The core of Work 01 does not merely prove that "sometimes exploration is bad." It proves something more structural: rationality cannot be defined only as local maximization inside a given regime. If the regime itself compresses the space of accessible futures, then game selection becomes part of rationality.
This shift looks small, but it is conceptually deep. It moves the dominant question from:
what is the best action inside this game?
to:
does this game deserve to keep being played?
In the model, exploit can be instrumentally impeccable and still lose to preserve under the structural functional. This separates two things that are often conflated:
- local competence;
- structural orientation.
This separation matters because it blocks a common but misleading inference: "if the agent is winning locally, then the process is good." The theory shows that this implication fails once optionality and exit cost matter.
Introducing chi is conceptually decisive. In many real settings, leaving the wrong game costs reputation, migration, retraining, income loss, or organizational friction. If the theory worked only when exit were free, it would be elegant and useless.
The result is stronger:
- exit cost shifts the critical boundary;
- it does not eliminate the phenomenon;
- therefore the theory remains alive in environments where change is painful, not only abstractly possible.

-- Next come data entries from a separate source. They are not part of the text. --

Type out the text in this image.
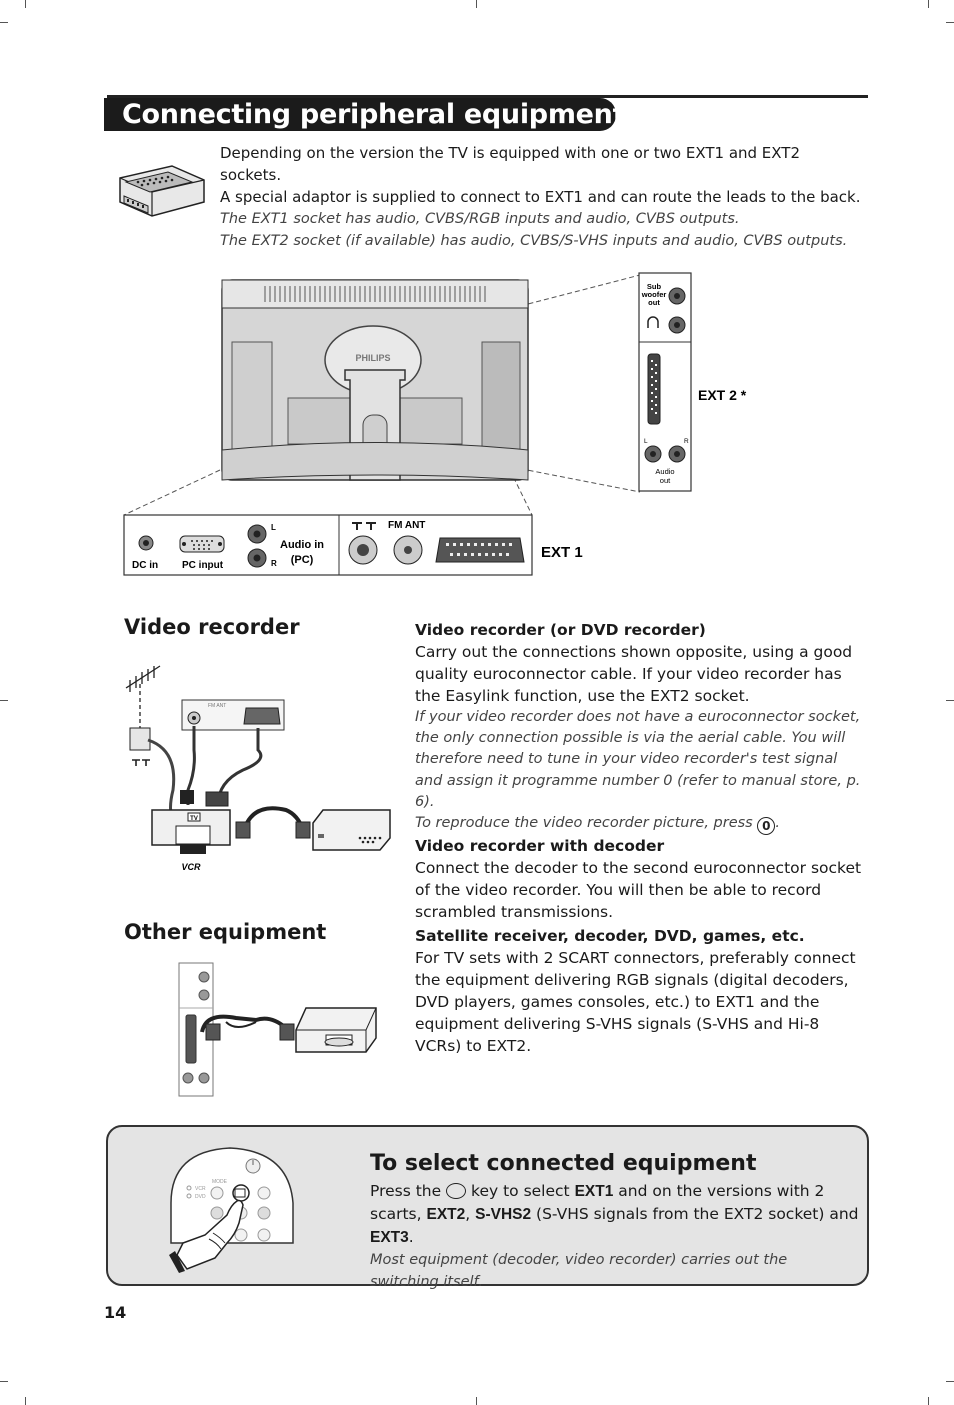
Connecting peripheral equipment
Depending on the version the TV is equipped with one or two EXT1 and EXT2 sockets.
A special adaptor is supplied to connect to EXT1 and can route the leads to the back.
The EXT1 socket has audio, CVBS/RGB inputs and audio, CVBS outputs.
The EXT2 socket (if available) has audio, CVBS/S-VHS inputs and audio, CVBS outputs.
PHILIPS
Sub
woofer
out
L	R
Audio
out
EXT 2 *
DC in PC input
L
R
Audio in
(PC)
FM ANT
EXT 1
Video recorder
FM ANT
TV
VCR
Video recorder (or DVD recorder)
Carry out the connections shown opposite, using a good quality euroconnector cable. If your video recorder has the Easylink function, use the EXT2 socket.
If your video recorder does not have a euroconnector socket, the only connection possible is via the aerial cable. You will therefore need to tune in your video recorder's test signal and assign it programme number 0 (refer to manual store, p. 6).
To reproduce the video recorder picture, press 0 .
Video recorder with decoder
Connect the decoder to the second euroconnector socket of the video recorder. You will then be able to record scrambled transmissions.
Other equipment	Satellite receiver, decoder, DVD, games, etc.
For TV sets with 2 SCART connectors, preferably connect the equipment delivering RGB signals (digital decoders, DVD players, games consoles, etc.) to EXT1 and the equipment delivering S-VHS signals (S-VHS and Hi-8 VCRs) to EXT2.
MODE
VCR
DVD
To select connected equipment
Press the  key to select EXT1 and on the versions with 2 scarts, EXT2, S-VHS2 (S-VHS signals from the EXT2 socket) and EXT3.
Most equipment (decoder, video recorder) carries out the switching itself.
14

The concept of wrong game is relative to (x_0, P, M, W). At first glance this may look like a loss of universality. In fact, it is a gain in formal honesty.

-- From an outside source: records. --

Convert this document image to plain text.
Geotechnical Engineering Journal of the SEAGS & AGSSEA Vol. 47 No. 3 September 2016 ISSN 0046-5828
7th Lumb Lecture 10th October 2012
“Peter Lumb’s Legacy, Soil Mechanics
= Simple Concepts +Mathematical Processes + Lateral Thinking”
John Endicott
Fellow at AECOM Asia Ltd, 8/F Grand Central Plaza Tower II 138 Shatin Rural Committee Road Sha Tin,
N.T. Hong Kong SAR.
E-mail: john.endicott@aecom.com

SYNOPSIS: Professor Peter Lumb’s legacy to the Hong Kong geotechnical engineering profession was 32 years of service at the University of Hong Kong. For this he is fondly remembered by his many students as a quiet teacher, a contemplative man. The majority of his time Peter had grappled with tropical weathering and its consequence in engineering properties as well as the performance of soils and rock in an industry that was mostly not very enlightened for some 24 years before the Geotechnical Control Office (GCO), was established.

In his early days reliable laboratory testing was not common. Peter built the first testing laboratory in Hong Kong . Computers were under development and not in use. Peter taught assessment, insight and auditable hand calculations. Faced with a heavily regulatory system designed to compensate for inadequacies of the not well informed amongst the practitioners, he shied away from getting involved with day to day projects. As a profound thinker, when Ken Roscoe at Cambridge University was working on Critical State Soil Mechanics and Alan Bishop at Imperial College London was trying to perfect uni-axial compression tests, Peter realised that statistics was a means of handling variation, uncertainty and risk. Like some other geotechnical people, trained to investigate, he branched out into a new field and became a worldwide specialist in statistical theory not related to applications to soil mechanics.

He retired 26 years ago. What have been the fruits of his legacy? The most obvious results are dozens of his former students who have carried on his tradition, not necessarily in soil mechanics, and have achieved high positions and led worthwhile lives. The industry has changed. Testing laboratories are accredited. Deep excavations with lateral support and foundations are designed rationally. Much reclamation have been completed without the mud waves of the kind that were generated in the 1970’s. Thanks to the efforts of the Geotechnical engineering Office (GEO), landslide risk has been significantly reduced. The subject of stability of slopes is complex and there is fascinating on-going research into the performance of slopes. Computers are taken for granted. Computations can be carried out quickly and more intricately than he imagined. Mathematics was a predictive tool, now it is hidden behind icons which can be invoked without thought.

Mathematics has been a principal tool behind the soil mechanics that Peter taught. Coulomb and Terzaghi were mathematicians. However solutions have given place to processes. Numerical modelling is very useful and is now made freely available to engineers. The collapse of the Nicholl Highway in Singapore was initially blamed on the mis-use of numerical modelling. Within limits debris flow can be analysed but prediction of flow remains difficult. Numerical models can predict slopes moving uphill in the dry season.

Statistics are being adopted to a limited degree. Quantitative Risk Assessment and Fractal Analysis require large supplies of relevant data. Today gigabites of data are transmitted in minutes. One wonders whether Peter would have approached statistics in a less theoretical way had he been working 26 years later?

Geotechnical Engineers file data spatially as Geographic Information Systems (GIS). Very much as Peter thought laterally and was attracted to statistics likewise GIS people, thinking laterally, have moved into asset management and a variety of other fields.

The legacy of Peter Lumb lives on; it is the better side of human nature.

Without that relativization, the concept would risk sounding metaphysical or moralizing. With it, the work accepts something important: a game is wrong for a concrete agent, under a concrete exit menu, and under a concrete value functional.
That relativity brings the theory closer to:
- dynamic decision;
- the economics of optionality;
- the ecology of institutions and trajectories.
Even without a final general theory, Work 01 already offers a clear contribution:
- a formal definition of board-level error;
- a minimal model with bounded optionality;
- a closed inequality separating regimes;
- a computational layer coherent with the analytical result.
That is already enough to move the concept out of loose metaphor and into the space of mathematically tractable objects.
The theorem still does not deliver:
- universality over broad families of MDPs;
- a general theory of endogenous exit menus;
- causal empirical validation.
But it already fixes a useful backbone: any future extension must preserve the distinction between local gain, structural optionality premium, and explicit exit cost.